You don’t remember where you put them when you got them out of my car?” Ralph asked as I helped him look. His tone was level and very polite, as if he was trying to avoid embarrassing me.

But I didn’t get them out of your car.”

Ok, but if you had where would you put them?

I would hang them on the key hook with the other key.”

That doesn’t make sense since you’d want to hide themfrom me.”

But I didn’t want to hide them, because I didn’t get them out of the car.

I remember you getting them out of the car. You were afraid I’d drive inebriated.”

No, I had not reason to be afraid because you went straight to lie down. Anyway, I was holding raw chicken breasts when you came in the house. Don’t you remember?” Stupid question to ask, I know.

I remember you getting the keys.”

I didn’t get your keys.”

But if you did, where would you hide them.”

Are you getting bored and frustrated yet?

This conversation, or a longer version, was held and repeated in several variations every time we were together. Ralph always remained remarkably calm, probably because he didn’t remember asking or answering the same questions two minutes ago. I became increasingly annoyed. “Which one of us has memory issues?” I blurted out at one point.

I have learned over time that what is remembered by someone with cognitive impairment can be just as problematic as what is forgotten. But now we were on a new level of looping memory.  We’d become a microcosm of what pundits are so busy discussing about facts, alternative facts, news and fake news.
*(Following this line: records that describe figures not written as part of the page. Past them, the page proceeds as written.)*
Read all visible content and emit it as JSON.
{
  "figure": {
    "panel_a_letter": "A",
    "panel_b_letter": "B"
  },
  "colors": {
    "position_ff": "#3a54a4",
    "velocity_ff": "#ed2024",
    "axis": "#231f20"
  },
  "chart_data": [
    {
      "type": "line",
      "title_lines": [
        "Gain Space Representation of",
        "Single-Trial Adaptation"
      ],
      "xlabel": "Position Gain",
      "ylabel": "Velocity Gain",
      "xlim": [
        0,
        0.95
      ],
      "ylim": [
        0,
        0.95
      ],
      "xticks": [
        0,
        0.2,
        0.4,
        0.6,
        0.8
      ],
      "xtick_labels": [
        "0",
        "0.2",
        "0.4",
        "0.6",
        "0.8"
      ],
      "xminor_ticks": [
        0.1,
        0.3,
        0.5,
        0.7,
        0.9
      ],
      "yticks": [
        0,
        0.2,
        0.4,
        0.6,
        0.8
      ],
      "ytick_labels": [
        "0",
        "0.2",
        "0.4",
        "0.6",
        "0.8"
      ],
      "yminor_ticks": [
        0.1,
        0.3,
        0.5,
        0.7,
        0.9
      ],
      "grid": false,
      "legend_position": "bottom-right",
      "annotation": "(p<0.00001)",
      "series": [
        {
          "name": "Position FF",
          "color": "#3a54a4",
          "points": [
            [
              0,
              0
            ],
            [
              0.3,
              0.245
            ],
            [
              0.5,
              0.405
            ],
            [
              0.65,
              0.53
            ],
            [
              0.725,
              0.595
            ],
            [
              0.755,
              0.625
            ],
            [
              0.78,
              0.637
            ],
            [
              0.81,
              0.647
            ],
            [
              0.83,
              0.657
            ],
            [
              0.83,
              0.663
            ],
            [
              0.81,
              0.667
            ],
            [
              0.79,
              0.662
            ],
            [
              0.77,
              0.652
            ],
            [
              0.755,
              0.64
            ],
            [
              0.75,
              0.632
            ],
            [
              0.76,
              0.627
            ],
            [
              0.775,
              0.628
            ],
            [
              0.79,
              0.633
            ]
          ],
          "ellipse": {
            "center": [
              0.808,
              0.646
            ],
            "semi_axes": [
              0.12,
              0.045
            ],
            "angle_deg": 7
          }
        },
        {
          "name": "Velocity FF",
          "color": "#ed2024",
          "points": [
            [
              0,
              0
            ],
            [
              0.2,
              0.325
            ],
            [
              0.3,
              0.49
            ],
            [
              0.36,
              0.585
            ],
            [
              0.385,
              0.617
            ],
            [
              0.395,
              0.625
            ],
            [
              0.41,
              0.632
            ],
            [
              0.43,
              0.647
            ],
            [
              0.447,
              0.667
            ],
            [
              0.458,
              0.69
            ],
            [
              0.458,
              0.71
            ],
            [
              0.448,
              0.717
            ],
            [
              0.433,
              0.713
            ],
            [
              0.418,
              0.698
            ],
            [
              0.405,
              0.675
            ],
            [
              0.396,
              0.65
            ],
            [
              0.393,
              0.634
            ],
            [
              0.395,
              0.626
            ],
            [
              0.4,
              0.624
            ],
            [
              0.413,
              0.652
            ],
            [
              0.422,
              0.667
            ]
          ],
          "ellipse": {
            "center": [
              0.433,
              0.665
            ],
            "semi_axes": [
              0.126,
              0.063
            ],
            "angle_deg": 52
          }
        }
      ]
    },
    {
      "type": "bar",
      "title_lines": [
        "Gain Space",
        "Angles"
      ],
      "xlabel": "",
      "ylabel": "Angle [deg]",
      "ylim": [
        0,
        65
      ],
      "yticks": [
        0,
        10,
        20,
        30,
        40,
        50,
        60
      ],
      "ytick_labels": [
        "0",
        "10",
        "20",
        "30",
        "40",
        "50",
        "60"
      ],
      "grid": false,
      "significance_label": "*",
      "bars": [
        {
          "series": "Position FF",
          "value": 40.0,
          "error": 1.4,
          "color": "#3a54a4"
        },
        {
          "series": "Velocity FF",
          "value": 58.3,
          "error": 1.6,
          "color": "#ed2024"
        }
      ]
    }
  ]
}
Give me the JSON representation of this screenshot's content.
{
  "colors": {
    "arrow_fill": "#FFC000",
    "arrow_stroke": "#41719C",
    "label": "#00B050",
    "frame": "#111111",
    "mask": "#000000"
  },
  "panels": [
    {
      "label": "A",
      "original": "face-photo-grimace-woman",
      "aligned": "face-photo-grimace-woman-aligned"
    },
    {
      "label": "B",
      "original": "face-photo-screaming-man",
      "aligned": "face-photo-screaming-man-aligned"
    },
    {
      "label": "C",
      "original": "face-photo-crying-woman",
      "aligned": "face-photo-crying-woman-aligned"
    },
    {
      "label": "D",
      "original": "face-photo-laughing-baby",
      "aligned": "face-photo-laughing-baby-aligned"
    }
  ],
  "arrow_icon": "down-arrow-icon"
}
I knew I had not been out to Ralph’s car, taken his keys and hidden them. But he knew I had.

Ralph can be very convincing when he believes something, and his certainty was stronger than mine. After all, I have the niggling awareness that there have been enough occasions when I have done something similar—hiding beer cans for instance on a daily basis. I didn’t take the keys this time, but I could have and might in the future.

So I began to question myself. Could I have done something with his keys and forgottenWas my memory going. 

NO, I really couldn’t have and didn’t. And NO, my memory is not less trustworthy than Ralph’s

BUT there was no reconciling my sense of reality and Ralph’s and no arguing to a comfortable conclusion.

It would have been a darkly depressing state of affairs except that in saying I’d taken his keys, Ralph was also acknowledging that he’d drunk too much–that the drinking caused the loss of the keys, whether by his hand or mine. That knowledge has made him more willing, at least for now, to follow my rules and schedule. Last night as he headed to the porch, I nagged him to make a check on his life list to account for the beer he was holding. He merely shrugged, but a minute later he came back inside.

Thanks for  working so hard to keep me alive.”

I was speechless. For a moment we were living in the same reality. Then, lulled into thinking we could chat, I mentioned that our older grandchildren were arriving on Thursday.

Why are they coming?”

“Christmas.”

“Is it Christmas? Oh so is everyone coming for Christmas?”

“No, we’re all going to New Orleans on Friday.”

“We are? Oh, I forgot.”

It has been twenty-four hours since Ralph has mentioned the missing keys; that’s good news but the bad news may be that he’s forgotten he lost them. And because we live on different planes of communication, I can’t bring myself to ask him.